The violence prompted Saudi Arabia to order its citizens out of Syria.
“Due to the security situation, Saudi Arabia urges its citizens to leave Syria and not travel there,” a statement from Riyadh’s foreign ministry said.
Syria blames “armed terrorists” for the violence, and on Monday Foreign Minister Walid Muallem slammed Arab countries for ignoring these claims.
“The Arabs don’t want to admit the presence in Syria of groups of armed terrorists who are committing these crimes, abductions and attacks on public places,” he said.

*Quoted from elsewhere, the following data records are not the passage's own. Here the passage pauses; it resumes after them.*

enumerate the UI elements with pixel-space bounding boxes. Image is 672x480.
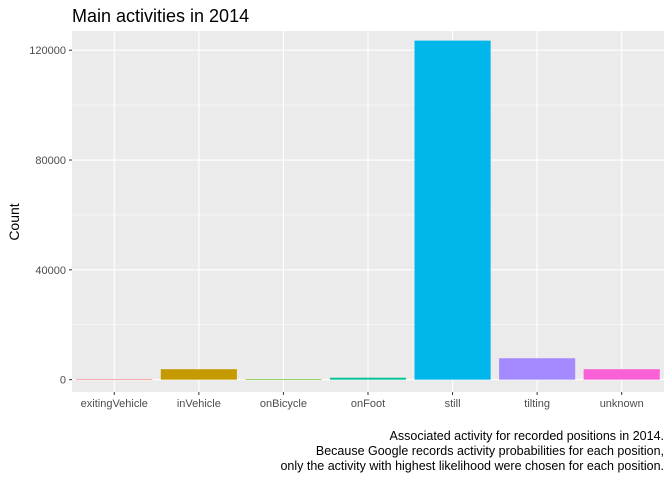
x-tick-label: onBicycle xyxy=(260,398,307,410)
bar-tilting xyxy=(499,358,576,380)
bar-exitingVehicle xyxy=(76,379,153,380)
bar-onBicycle xyxy=(245,379,322,380)
x-axis-ticks: exitingVehicle inVehicle onBicycle onFoot st… xyxy=(81,392,644,410)
bar-still xyxy=(414,40,491,380)
chart-caption: Associated activity for recorded positio… xyxy=(280,429,664,474)
bars xyxy=(76,40,660,380)
x-tick-label: unknown xyxy=(600,398,644,410)
y-axis-ticks: 0 40000 80000 120000 xyxy=(29,45,72,387)
x-tick-label: onFoot xyxy=(351,398,385,410)
y-tick-label: 40000 xyxy=(35,265,66,277)
chart-title: Main activities in 2014 xyxy=(72,6,250,26)
caption-line: Associated activity for recorded positio… xyxy=(389,429,664,443)
y-tick-label: 0 xyxy=(60,375,66,387)
x-tick-label: still xyxy=(445,398,461,410)
y-tick-label: 120000 xyxy=(29,45,66,57)
y-tick-label: 80000 xyxy=(35,155,66,167)
caption-line: Because Google records activity probabil… xyxy=(315,444,664,458)
x-tick-label: tilting xyxy=(524,398,550,410)
bar-unknown xyxy=(583,369,660,380)
caption-line: only the activity with highest likelihoo… xyxy=(280,459,664,473)
bar-inVehicle xyxy=(160,369,237,380)
x-tick-label: exitingVehicle xyxy=(81,398,148,410)
bar-onFoot xyxy=(329,377,407,380)
x-tick-label: inVehicle xyxy=(177,398,221,410)
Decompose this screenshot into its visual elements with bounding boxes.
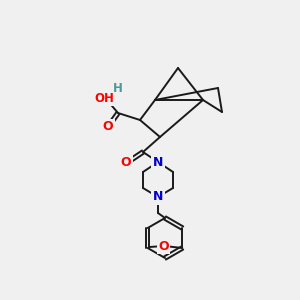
Text: O: O (121, 155, 131, 169)
Text: N: N (153, 155, 163, 169)
Text: N: N (153, 190, 163, 203)
Text: O: O (158, 239, 169, 253)
Text: OH: OH (94, 92, 114, 104)
Text: H: H (113, 82, 123, 94)
Text: O: O (103, 121, 113, 134)
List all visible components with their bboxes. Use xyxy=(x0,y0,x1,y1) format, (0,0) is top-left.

Muallem’s remarks came a day after the Arab League hit Syria with sweeping sanctions over the regime’s failure to halt the bloodshed.
Muallem denounced the punitive measures as “economic war,” but said Syria was capable of weathering the effects of the sanctions.
Turkey, which has endorsed the Arab move against its neighbour, said on Tuesday it would look for alternative routes to bypass Syria, a transit route for Ankara’s trade with Middle Eastern countries.
“If conditions aggravate in Syria, we are planning to shift (road) transport to Iraq by opening new gates,” Transport Minister Binali Yildirim was quoted as saying by the Anatolia news agency.
Turkey is growing increasingly concerned about the Syrian regime’s ongoing crackdown on dissidents, fearing that an influx of refugees may end up on its border amid the continuing violence.
On Tuesday, Foreign Minister Ahmet Davutoglu reiterated Turkish opposition to any military intervention in Syria but said Ankara was ready “for every scenario.”
But he also stressed: “Syria has no chance of surviving unless it makes peace with its own people.”